The orchestra came into existence at the first "Bach to the Future: Science through Music" camp and immediately embarked on a series of concerts in Bangkok, particularly concerts for young audiences and concerts that served to introduce classical music to new audiences. It has toured extensively in Thailand and in its second year plans more international touring as well. Some high-profile events the Siam Sinfonietta has participated in include the "Together We Can" concert to raise awareness of the governor of Bangkok's initiative for reconciliation after the 2010 unrest in downtown Bangkok, and the "Introducing the Symphony" series at Bangkok's Art and Culture Center, populist concert-lectures about music.

The orchestra holds annual auditions for young musicians aged 16–24. A number of its members are also members of full-fledged professional orchestras such as the Siam Philharmonic Orchestra and the Bangkok Symphony Orchestra. It has twice performed in conjunction with the Siam Philharmonic Orchestra: in the Thailand premiere of Mahler's Third Symphony, and at a gala concert in front of CentralWorld in Ratchaprasong, Bangkok, the site of the 2010 troubles, as part of an event to promote "Healing through Harmony."

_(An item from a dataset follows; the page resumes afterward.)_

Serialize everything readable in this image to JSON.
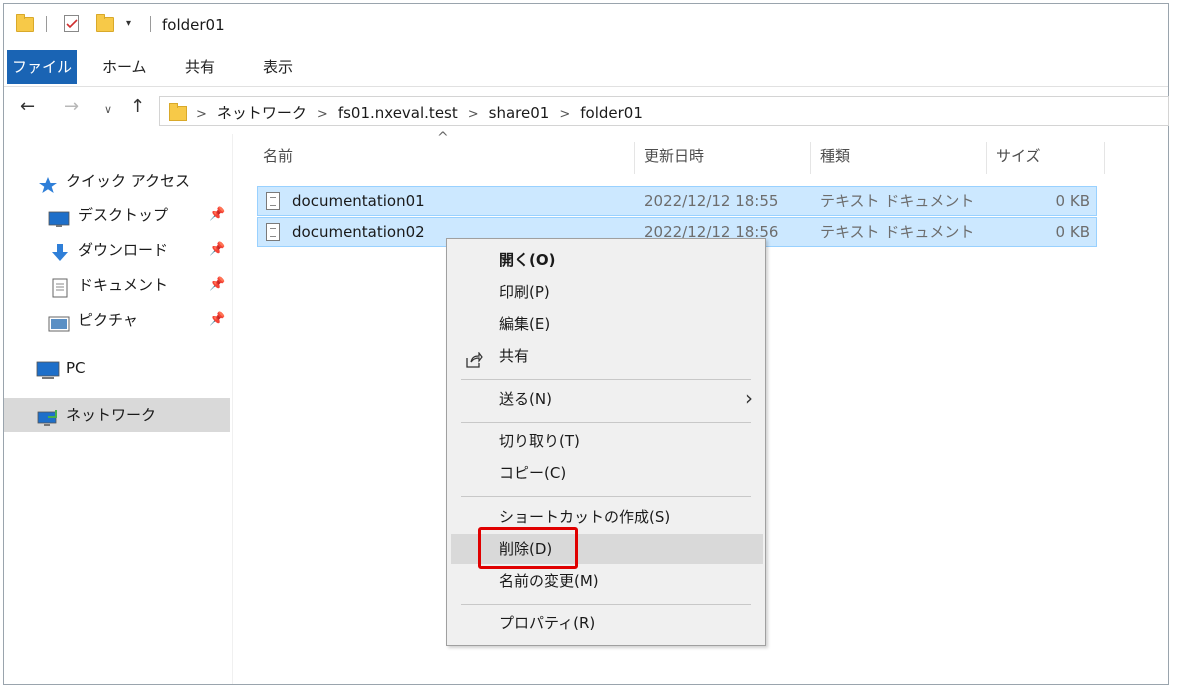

The sinfonietta is funded largely by private and corporate sponsorships.

On 8 July 2012, the two-year-old orchestra won first place at the Summa Cum Laude International Youth Music Festival in the symphony orchestra category. The next year, the orchestra toured in California and performed at Young Euro Classic in Berlin, Germany; this was followed in 2014 by performances in Carnegie Hall and another trip to Berlin, Prague and Abu Dhabi under the auspices of the Thai Ministry of Foreign Affairs.

In August 2015 the orchestra performed at the Festival junger Künstler in Bayreuth and at the Thai Festival in Bad Homburg, Germany.

The orchestra has also appeared on film, first in 2021's The Maestro, a Thai horror film starring Somtow as a murderous conductor, and in the surprising denouement of 2022's Tár (cited as a Filipino orchestra in the screenplay).